Since Air New Zealand was effectively nationalised by the Labour government (I’ll leave aside here arguments about that controversial decision) it has often been regarded as a success story. Thus Finlay MacDonald in the Sunday Star-Times of 30 January described it as “a glamour product” and a letter in Friday’s Herald said “Air New Zealand is a classic example of a government/private partnership working well.” The government has also referred to Air New Zealand as a model of partial privatisation.

Under Ralph Norris and subsequently Rob Fyfe, I think it is fair to say that the airline has been innovative and performed well operationally. But the bottom line for any commercial business is just that: its bottom line. How has Air New Zealand performed for investors, the majority of whom are taxpayers?

The answer is, not well. 

One source of information is the Treasury’s Crown Ownership Monitoring Unit which published the 2010 Annual Portfolio Report in December last year. It tells us that for 2009 and 2010 Air New Zealand’s return on equity was 1.3% and 5.2% respectively.  While this period includes the recession, total shareholder returns in three of the last five years have been negative.  Air New Zealand’s total market capitalisation has more than halved since 2007 – from $2,776 million to $1,152 million in 2010.

Air New Zealand itself has reported in the past that it has not met its cost of capital. It appears that again in 2010 it failed to do so by at least 2%. Given the most favourable WACC of 8.4% and the operating return of 6.3%, the shortfall is 2.1% and equivalent to close to $100 million (NOPAT). 

A private firm that persistently under-achieves its cost of capital eventually gets restructured (like Fletcher Challenge in the late 1990s) or goes out of business.

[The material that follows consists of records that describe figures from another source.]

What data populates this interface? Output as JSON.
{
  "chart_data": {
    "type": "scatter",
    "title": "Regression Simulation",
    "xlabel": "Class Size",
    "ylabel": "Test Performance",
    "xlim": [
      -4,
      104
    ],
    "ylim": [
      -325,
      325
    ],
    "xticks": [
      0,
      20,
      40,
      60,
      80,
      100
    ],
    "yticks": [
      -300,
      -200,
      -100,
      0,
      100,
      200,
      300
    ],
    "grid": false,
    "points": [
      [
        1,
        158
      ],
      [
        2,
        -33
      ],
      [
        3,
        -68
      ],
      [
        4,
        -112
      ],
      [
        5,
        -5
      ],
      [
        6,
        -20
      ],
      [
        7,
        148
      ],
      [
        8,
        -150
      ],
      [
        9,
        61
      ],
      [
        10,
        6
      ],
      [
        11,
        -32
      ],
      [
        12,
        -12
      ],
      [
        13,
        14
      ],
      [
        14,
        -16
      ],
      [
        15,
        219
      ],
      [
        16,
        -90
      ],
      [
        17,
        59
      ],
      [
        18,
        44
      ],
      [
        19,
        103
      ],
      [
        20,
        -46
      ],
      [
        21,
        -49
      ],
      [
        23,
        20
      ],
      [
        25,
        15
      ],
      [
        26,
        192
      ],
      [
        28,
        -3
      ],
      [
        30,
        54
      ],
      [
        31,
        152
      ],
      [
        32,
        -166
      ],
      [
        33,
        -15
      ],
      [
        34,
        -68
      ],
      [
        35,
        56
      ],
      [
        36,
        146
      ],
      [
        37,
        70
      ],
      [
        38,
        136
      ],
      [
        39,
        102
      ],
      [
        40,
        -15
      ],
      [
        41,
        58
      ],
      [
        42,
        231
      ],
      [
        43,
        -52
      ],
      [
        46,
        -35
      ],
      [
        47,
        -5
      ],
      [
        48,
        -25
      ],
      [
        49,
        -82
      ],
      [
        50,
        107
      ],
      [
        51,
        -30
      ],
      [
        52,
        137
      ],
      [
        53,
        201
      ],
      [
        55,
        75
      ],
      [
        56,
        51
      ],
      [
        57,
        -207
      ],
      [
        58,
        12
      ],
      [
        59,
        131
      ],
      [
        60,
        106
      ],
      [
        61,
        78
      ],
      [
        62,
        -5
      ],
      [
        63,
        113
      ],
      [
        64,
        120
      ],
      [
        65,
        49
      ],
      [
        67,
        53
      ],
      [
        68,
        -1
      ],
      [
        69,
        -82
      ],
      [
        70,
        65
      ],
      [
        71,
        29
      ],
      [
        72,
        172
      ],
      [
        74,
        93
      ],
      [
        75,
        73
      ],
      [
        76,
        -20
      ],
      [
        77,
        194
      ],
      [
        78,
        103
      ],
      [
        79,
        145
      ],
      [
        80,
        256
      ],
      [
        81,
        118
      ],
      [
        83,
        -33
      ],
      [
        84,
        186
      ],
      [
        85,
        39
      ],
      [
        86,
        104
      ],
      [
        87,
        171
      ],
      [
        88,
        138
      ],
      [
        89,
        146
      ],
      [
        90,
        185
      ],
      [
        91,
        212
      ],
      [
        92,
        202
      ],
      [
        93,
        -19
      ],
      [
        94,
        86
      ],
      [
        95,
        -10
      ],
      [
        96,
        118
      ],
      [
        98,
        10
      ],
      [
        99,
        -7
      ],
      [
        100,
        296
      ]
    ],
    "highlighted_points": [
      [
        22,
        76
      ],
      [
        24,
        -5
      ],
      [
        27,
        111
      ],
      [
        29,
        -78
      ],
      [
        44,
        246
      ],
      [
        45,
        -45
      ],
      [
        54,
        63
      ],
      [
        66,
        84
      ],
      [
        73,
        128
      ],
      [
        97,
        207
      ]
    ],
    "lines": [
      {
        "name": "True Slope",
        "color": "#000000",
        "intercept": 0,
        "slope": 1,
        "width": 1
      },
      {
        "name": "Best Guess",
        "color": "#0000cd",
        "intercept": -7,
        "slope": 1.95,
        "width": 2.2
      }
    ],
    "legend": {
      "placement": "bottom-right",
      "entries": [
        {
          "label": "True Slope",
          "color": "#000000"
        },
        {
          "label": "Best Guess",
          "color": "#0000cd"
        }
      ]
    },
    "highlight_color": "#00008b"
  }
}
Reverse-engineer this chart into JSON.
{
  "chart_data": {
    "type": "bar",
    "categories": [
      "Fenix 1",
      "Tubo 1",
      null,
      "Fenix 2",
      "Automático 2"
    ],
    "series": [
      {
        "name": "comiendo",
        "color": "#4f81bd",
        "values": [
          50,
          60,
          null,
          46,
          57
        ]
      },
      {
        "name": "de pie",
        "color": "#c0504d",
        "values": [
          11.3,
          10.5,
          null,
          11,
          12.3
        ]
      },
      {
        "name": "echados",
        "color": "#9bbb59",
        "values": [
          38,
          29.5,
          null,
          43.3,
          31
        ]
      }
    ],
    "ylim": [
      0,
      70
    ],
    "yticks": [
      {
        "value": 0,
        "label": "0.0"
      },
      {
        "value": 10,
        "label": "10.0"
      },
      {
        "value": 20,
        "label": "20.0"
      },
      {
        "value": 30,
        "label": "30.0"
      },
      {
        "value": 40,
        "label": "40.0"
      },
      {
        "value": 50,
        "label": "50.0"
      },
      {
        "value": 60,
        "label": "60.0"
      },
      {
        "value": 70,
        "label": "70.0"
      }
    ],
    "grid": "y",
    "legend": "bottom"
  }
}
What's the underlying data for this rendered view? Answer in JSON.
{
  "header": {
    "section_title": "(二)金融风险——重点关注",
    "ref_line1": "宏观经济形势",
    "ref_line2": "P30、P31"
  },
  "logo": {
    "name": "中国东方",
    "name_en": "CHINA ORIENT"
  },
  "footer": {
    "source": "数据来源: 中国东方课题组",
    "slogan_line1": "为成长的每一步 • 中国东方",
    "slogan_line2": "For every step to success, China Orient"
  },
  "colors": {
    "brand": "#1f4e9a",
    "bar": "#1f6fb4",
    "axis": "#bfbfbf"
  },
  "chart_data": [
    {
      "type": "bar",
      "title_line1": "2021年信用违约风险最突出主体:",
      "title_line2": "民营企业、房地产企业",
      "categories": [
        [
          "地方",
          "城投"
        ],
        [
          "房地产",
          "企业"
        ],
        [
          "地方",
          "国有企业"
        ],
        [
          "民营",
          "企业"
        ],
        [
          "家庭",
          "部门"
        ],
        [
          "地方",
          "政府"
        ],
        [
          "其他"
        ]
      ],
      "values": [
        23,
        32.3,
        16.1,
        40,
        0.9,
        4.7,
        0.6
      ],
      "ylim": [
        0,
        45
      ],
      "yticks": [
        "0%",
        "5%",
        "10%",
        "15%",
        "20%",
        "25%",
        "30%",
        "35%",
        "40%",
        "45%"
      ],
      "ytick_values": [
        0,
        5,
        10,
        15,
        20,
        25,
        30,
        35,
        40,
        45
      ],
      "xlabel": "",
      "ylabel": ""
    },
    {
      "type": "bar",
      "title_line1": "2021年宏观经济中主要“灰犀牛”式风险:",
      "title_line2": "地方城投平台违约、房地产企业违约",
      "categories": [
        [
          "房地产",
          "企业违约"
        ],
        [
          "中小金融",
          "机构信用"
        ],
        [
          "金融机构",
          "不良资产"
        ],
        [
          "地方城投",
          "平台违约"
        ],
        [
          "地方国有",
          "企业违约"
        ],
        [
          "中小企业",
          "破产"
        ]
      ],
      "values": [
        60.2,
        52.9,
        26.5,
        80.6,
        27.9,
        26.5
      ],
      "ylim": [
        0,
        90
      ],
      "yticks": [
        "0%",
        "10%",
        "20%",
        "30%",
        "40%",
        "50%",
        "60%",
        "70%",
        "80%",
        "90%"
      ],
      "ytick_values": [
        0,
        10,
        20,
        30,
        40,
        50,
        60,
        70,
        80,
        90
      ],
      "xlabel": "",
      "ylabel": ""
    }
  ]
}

What does a failure of a firm to meet its cost of capital mean?

First, it means that resources have been misallocated – scarce capital could have been employed where it yielded higher returns.

Second – which is saying the same thing – the poor profitability of a firm means that it contributes less to national value added or GDP (profits are a component of GDP). In other words, material living standards are lower than otherwise.

Third, a lack of profitability means that competition (with other airlines and transport modes in Air New Zealand’s case) may be distorted, reducing potential national income further.

Fourth, in the case of a taxpayer-owned business, taxes (or borrowing) will have to be higher, other things being equal, to make up the profit shortfall.

Some people may be happy to see governments owning unprofitable airlines, rail businesses or other enterprises out of nostalgia and for other reasons.

But they should recognise that investing in socially unprofitable activities (like Think Big) has been an important part of New Zealand’s economic problems and will hold back economic growth and increases in living standards.